6) Are non-elite women confident because we exist in cultures that affirm non-corporate success?

The funny, unsaid thing in the whole piece about women storming the head office is that Shipman, according to a recent profile in Washingtonian Mom, has made the decision that there is far more to life than storming the head office:

Shipman works part-time now for ABC News, something she’s done for five years, which has given her more flexibility to write and hang out with her children. Flexibility, she says, is what most working mothers really want.

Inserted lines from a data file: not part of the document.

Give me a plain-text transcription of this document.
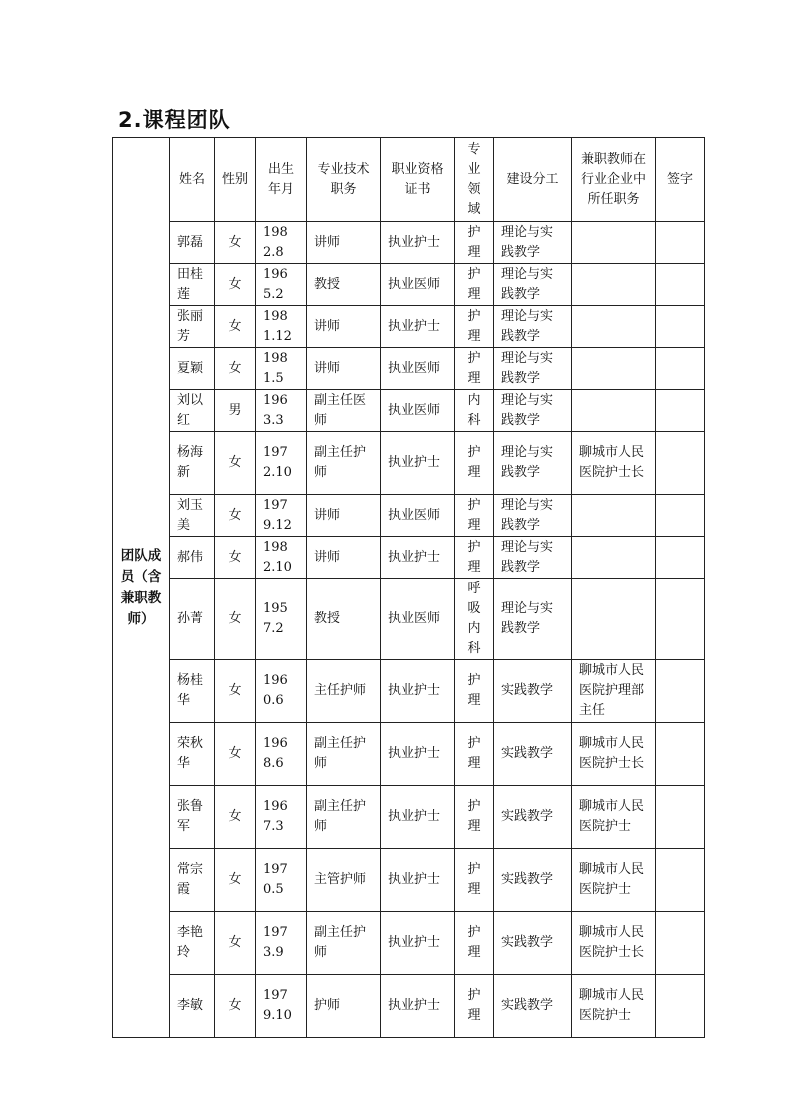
2.课程团队
团队成员（含兼职教师）	姓名	性别	出生年月	专业技术职务	职业资格证书	专业领域	建设分工	兼职教师在行业企业中所任职务	签字
	郭磊	女	1982.8	讲师	执业护士	护理	理论与实践教学		
	田桂莲	女	1965.2	教授	执业医师	护理	理论与实践教学		
	张丽芳	女	1981.12	讲师	执业护士	护理	理论与实践教学		
	夏颖	女	1981.5	讲师	执业医师	护理	理论与实践教学		
	刘以红	男	1963.3	副主任医师	执业医师	内科	理论与实践教学		
	杨海新	女	1972.10	副主任护师	执业护士	护理	理论与实践教学	聊城市人民医院护士长	
	刘玉美	女	1979.12	讲师	执业医师	护理	理论与实践教学		
	郝伟	女	1982.10	讲师	执业护士	护理	理论与实践教学		
	孙菁	女	1957.2	教授	执业医师	呼吸内科	理论与实践教学		
	杨桂华	女	1960.6	主任护师	执业护士	护理	实践教学	聊城市人民医院护理部主任	
	荣秋华	女	1968.6	副主任护师	执业护士	护理	实践教学	聊城市人民医院护士长	
	张鲁军	女	1967.3	副主任护师	执业护士	护理	实践教学	聊城市人民医院护士	
	常宗霞	女	1970.5	主管护师	执业护士	护理	实践教学	聊城市人民医院护士	
	李艳玲	女	1973.9	副主任护师	执业护士	护理	实践教学	聊城市人民医院护士长	
	李敏	女	1979.10	护师	执业护士	护理	实践教学	聊城市人民医院护士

Good for her and her family — I commend her. But I do wonder if there is something among elite women that denigrates such decisions as being less good than “leaning in” and hiring less privileged people to handle family affairs.

Perhaps I know so many confident women because we exist in a somewhat different culture that affirms such decisions as wise rather than disappointing. We exist in a culture that affirms good work done outside the home and also good work in the home. Being very good at raising a family (even if not outsourcing the tasks as wealthier women sometimes choose to do) or creating a welcoming and comforting home for them is not looked down on but held in high esteem. Few of my female friends are going to be known for all posterity as risk-takers, but the vast majority of us are confident. This may be because many of us find confidence in our faith and in our many vocations — from those that are part of the capitalist system to those that have nothing to do with the market.

I know not every feminist spews the hatred against domestic work that Betty Friedan did 50 years ago, but many decades of denigrating non-market-based vocations and, at the same time, an insular focus on finding fulfillment only in corporate climates may be a part of the story the grievance groupies should consider evaluating.

In the meantime, could we have maybe a week off from the tales of elite victimhood to celebrate the general awesomeness of being female? Please?